La propia Inquisición en España, Francia o Alemania se encargó de mutilar cualquier atisbo de librepensamiento femenino, pues el 70 % de las ejecuciones inquisitoriales, Autos de Fe y acusaciones de brujería estaban destinadas a las mujeres, logrando de esa manera un férreo control masculino sobre las ideas y los dogmas sociales establecidos. Cualquier disensión a este sistema se pagaba con la tortura y la hoguera. No resulta extraño, por tanto, que el papel de las mujeres en las artes, la filosofía y la política fuera muy limitado, reforzando así el ciclo hegemónico masculino que impugnaba a la mujer por ser improductiva en el campo intelectual. Falacia que es apenas la consecuencia de lo anterior: la represión y el aislamiento doméstico de las mujeres en una sociedad manejada por hombres.

En América Latina tampoco faltaron luchadoras que ampliaron el espectro de los derechos femeninos y lo hicieron desde la política, el arte y la militancia doctrinal.

Mujeres indígenas de Brasil protestan contra las políticas de Bolsonaro.

La socialista  Alicia Moreau de Justo y la inmensa Eva Perón, en Argentina, o la feminista Margarita Pisano en Chile, fueron compañeras distantes de la mexicana Frida Kahlo, pintora surrealista que a través de sus cuadros y de su propia vida se opuso al predominio cultural machista mexicano. La lista de mujeres americanas que lucharon por la libertad de género podría ocupar la mitad de un grueso volumen, pues Latinoamérica fue pionera de ideas.
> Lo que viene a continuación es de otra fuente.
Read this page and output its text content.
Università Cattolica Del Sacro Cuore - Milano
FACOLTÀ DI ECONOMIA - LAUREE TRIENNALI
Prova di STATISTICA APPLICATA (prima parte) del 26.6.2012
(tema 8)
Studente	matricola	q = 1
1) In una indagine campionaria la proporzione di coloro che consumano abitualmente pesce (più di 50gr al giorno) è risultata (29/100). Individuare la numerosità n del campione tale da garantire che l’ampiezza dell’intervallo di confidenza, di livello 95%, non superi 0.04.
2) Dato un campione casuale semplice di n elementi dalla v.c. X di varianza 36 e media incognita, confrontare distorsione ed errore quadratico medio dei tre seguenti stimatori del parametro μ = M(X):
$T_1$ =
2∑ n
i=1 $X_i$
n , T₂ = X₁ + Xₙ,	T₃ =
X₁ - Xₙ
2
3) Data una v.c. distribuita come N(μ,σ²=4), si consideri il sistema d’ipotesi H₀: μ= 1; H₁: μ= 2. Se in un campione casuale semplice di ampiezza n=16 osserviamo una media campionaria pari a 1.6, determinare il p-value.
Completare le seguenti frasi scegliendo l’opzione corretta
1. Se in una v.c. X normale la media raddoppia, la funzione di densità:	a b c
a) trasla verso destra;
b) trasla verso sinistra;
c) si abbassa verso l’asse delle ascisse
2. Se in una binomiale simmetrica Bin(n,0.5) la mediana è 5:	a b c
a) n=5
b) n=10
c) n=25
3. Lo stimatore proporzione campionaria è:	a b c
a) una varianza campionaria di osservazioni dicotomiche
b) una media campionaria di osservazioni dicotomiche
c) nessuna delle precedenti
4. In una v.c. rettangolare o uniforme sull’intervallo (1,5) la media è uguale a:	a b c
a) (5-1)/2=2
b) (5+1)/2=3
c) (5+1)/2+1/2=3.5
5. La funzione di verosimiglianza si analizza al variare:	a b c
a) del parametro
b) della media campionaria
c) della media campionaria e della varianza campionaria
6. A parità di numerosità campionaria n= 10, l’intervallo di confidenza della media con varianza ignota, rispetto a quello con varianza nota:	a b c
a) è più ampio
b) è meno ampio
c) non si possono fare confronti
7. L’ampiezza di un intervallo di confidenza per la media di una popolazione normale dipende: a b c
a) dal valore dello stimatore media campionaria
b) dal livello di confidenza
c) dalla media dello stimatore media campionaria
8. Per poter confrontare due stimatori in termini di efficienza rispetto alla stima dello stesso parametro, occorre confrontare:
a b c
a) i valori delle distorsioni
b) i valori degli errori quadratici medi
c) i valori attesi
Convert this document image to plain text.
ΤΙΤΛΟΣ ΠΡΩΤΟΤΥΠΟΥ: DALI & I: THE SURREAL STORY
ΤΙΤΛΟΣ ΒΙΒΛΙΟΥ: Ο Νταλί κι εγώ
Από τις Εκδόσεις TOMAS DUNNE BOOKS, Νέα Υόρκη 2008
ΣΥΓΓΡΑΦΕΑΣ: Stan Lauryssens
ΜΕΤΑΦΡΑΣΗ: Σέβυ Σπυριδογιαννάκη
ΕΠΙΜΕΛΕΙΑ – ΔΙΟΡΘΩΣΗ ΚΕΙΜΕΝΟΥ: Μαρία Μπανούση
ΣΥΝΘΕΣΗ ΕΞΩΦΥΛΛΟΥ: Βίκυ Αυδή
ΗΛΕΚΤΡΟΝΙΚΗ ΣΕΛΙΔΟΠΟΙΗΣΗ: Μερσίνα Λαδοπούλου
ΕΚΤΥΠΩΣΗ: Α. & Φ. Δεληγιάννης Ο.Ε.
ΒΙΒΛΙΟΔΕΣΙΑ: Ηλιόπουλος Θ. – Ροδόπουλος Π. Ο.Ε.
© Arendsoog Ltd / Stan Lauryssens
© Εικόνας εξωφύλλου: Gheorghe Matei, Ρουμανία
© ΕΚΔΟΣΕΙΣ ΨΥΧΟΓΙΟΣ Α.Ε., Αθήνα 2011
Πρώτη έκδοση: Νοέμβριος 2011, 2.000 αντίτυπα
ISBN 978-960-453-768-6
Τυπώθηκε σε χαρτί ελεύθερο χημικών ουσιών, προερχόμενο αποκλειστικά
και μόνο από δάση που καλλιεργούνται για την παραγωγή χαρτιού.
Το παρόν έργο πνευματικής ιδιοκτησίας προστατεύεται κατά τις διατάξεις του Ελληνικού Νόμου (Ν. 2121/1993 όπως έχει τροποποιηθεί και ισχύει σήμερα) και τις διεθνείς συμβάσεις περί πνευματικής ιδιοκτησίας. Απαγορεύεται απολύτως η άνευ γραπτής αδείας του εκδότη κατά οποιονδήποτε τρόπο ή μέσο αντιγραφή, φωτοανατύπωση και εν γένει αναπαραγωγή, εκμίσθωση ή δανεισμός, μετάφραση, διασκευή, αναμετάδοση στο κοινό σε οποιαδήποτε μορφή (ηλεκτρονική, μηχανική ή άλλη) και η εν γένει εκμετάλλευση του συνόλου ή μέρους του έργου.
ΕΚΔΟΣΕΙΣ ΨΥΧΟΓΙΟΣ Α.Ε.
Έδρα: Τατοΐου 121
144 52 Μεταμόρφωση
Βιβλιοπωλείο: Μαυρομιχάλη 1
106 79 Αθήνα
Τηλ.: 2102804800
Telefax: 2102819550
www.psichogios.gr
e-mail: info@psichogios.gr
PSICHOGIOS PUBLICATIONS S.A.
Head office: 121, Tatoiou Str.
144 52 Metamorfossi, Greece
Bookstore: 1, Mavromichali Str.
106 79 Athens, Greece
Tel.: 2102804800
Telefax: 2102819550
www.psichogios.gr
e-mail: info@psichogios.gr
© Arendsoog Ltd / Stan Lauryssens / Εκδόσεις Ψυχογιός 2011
América Latina, después de todo, tiene nombre de mujer.

En nuestras tierras nació el llamado feminismo descolonial, que pone énfasis en los conflicto de género y sexo heredado de las instituciones culturales impuestas por el colonialismo eurocentrista.

Y por si se nos olvida la importancia de la mujer en nuestras vidas, en la construcción civilizatoria y en el desarrollo de la cultura, recordemos que la Gaia o Gea de los griegos, la Ñuke Mapu de los mapuche patagónicos, o la diosa Amalur de los pueblos vascos del mar Cantábrico, tienen nombre de mujer, y todas ellas representan a la Pachamama, nuestra Madre Tierra, que por fortuna es mujer.